North American trucking companies have been facing a unique challenge over the last several years- namely driver shortages. Subject to an aging workforce (amidst a social climate that continues to rely on transported goods), the trucking industry is facing a substantial driver shortage with recent estimates indicating that approximately 890,000 new drivers, half of which will be serving as replacements for retirees, will have to be hired over the next decade. A recent study by the American Trucking Associations suggests that this year alone, 47,500 new drivers will have to be hired in order to adequately handle customer demands.
The current situation is in stark contrast to only several years ago when, due in large part to the 2008 economic recession, demand for goods plunged and the continent faced a surplus of willing drivers with no freights to haul. In this regard, today’s shortage proves a testament to a gradually improving and expanding United States economy that relies more heavily on imports.
Shipping costs have increased as companies have increased wages for individual drivers. While shipment delays resulting from a lack of available drivers have thus far remained rare, and increased wages are certainly a fortuitous arrangement for individual rigs, the ATA warns of potential dire effects that might result from the shortage in the near future.
“If the trend stays on course, there will likely be severe supply chain disruptions resulting in significant shipping delays, higher inventory carrying costs, and perhaps shortages at stores,” read the ATA report.
For the time-being, the wage increase has helped minimize driver turnover in the industry, bringing the turnover rate down from 100% in 2012 to just over 90% last year, which might seem like a negligible difference, but has proved a significant enough decrease to keep companies slightly off the hook.

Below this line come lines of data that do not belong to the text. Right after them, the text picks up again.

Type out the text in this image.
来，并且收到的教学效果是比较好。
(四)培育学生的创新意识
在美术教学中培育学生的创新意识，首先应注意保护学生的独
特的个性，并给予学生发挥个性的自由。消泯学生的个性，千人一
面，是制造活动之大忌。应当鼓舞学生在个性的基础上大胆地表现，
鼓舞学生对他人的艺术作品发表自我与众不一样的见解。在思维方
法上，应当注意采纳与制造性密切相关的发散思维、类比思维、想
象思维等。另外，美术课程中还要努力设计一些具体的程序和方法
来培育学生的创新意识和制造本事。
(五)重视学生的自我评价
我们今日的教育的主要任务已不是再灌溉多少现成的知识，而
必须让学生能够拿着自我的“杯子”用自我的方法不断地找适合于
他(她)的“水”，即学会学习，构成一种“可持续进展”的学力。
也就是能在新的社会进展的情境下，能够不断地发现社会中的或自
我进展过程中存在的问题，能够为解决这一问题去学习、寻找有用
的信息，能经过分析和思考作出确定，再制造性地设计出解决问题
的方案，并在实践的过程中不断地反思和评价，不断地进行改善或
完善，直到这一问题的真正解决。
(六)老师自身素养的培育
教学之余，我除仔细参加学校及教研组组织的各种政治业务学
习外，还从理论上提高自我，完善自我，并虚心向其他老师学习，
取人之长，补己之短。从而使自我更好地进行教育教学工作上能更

The figure of 890,000 required new drivers represents over half of the current 1.6 million tractor-trailers currently on the road, with approximately 45% of new hirees likely to be used as replacements for the massive number of anticipated retirees over the next decade. Beyond that, ⅓ of the remaining new hires will be necessary to fill the gap of projected demand increases. The remaining chunk will be required to replace the inevitable portion of drivers who move on from the industry for other reasons.
In an effort to increase interest in truck driving positions, some companies have have begun offering a minimum guaranteed salary regardless of miles driven, as well as additional means of enticement.
“We know an even greater capacity crunch is coming, and we’ve got to make being a professional truck driver as attractive as possible,” said Robert Hatchett, vice president of recruiting for covenant transport, a Chattanooga, Tenn company that tends to require about 3,000 new drivers a year.
While the ATA’s findings provide something of a rude awakening for many fleets, they have yet to take into account the potential impact of the new federal regulations, including electronic logging, on the industry’s future.
“Our work shows the great and growing need for drivers,” said ATA chief economist Bob Costello, “but we also highlight several solutions including increasing driver pay, getting drivers more time at home, as well as improving the image of the driver and their treatment by all companies in the supply chain. Make no mistake, the driver shortage is a challenge, but it is not an insurmountable one.”
Whatever the industry faces in the future, one thing remains clear: North America’s reliance on transported goods and services isn’t looking to end any time soon, and that means that the role of the truck driver will remain as pertinent to the continent’s infrastructure as it has since its inception. Here at Scout Logistics, we are proud to be a part of it.